Difficile aujourd’hui de prévoir quelle sera la stratégie du gouvernement Rajoy. En fera-t-il une question d’autorité en maintenant le projet de loi tel quel, ou amendera-t-il quelques points, notamment dans les situations de malformation du fœtus ? Quoi qu’il en soit, l’accès à l’avortement sera sérieusement entravé et le droit des femmes à disposer de leur corps totalement bafoué.
Une indispensable mobilisation
« Ce projet de loi est totalement hypocrite et irresponsable. Les avortements clandestins vont à nouveau se multiplier et un tourisme abortif va se mettre en place », s’inquiète Marie-Pierre Martinet, secrétaire générale du Planning familial. Et de raconter l’histoire de cette femme en Pologne à qui on a refusé une IVG malgré le risque de cécité prédit par son médecin en cas de grossesse menée à terme. Certes, la Pologne a été condamnée par la Cour européenne des droits de l’homme, mais la femme est devenue aveugle.
Ce qui se passe en Espagne s’inscrit dans un contexte européen peu enclin à promouvoir l’accès à l’avortement. Pour preuve, le rejet en décembre dernier du rapport Estrella sur « la santé, les droits sexuels et génésiques » qui sollicitait une homogénéisation des droits en Europe – notamment pour l’accès à la contraception, à l’avortement et à l’éducation à la sexualité. « Il y a eu une grosse mobilisation européenne d’opposants, avec pas moins de deux millions de signataires dont 400.000 en France, rapporte Marie-Pierre Martinet. Les arguments étaient très proches de ceux de la Manif pour tous, réclamant une souveraineté des États sur ces questions. C’est d’autant plus inquiétant qu’en 2008, l’assemblée parlementaire du Conseil de l’Europe avait acté une résolution qui incitait les États à permettre l’accès à l’avortement. »

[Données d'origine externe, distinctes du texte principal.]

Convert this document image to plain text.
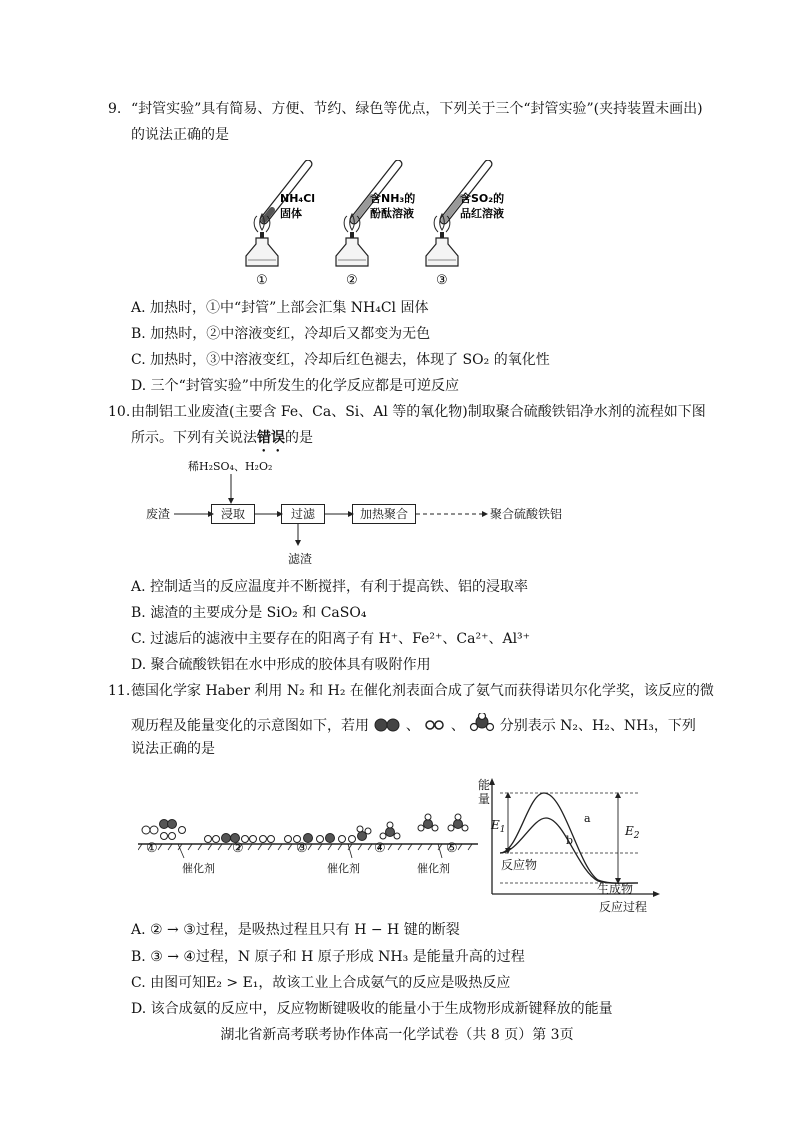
9. “封管实验”具有简易、方便、节约、绿色等优点，下列关于三个“封管实验”(夹持装置未画出)
的说法正确的是
NH₄Cl
固体
①
含NH₃的
酚酞溶液
②
含SO₂的
品红溶液
③
A. 加热时，①中“封管”上部会汇集 NH₄Cl 固体
B. 加热时，②中溶液变红，冷却后又都变为无色
C. 加热时，③中溶液变红，冷却后红色褪去，体现了 SO₂ 的氧化性
D. 三个“封管实验”中所发生的化学反应都是可逆反应
10. 由制铝工业废渣(主要含 Fe、Ca、Si、Al 等的氧化物)制取聚合硫酸铁铝净水剂的流程如下图
所示。下列有关说法错误的是
稀H₂SO₄、H₂O₂
废渣	浸取	过滤	加热聚合	聚合硫酸铁铝
滤渣
A. 控制适当的反应温度并不断搅拌，有利于提高铁、铝的浸取率
B. 滤渣的主要成分是 SiO₂ 和 CaSO₄
C. 过滤后的滤液中主要存在的阳离子有 H⁺、Fe²⁺、Ca²⁺、Al³⁺
D. 聚合硫酸铁铝在水中形成的胶体具有吸附作用
11. 德国化学家 Haber 利用 N₂ 和 H₂ 在催化剂表面合成了氨气而获得诺贝尔化学奖，该反应的微
观历程及能量变化的示意图如下，若用	、 、 分别表示 N₂、H₂、NH₃，下列
说法正确的是
①	②	③	④	⑤
催化剂	催化剂	催化剂
能量
$E_1$	$E_2$
a
b
反应物
生成物
反应过程
A. ② → ③过程，是吸热过程且只有 H − H 键的断裂
B. ③ → ④过程，N 原子和 H 原子形成 NH₃ 是能量升高的过程
C. 由图可知E₂ > E₁，故该工业上合成氨气的反应是吸热反应
D. 该合成氨的反应中，反应物断键吸收的能量小于生成物形成新键释放的能量
湖北省新高考联考协作体高一化学试卷（共 8 页）第 3页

« On l’a déjà expérimenté il y a quarante ans : la force de conviction et de mobilisation va être essentielle sur ces questions », prédit la secrétaire générale du Planning. De fait, en Espagne, les féministes et opposants au projet de loi se préparent à monter dans le train de la liberté qui partira le 31 janvier des Asturies pour rejoindre Madrid le 1er février. Des délégations féministes françaises seront également du voyage. Aujourd’hui, à Paris, se déroule une grande réunion unitaire des associations féministes afin d’organiser des actions de solidarité pour les semaines à venir. Selon nos informations, une grande manifestation devrait avoir lieu à Paris le 19 janvier prochain [édition du 10 janvier: la date du 1er février a finalement été retenue]. Ce qui nous laisse tout juste le temps d’inscrire sur nos vieilles banderoles, la version espagnole du fameux « Mon corps m’appartient » : « Mi bombo es mio ».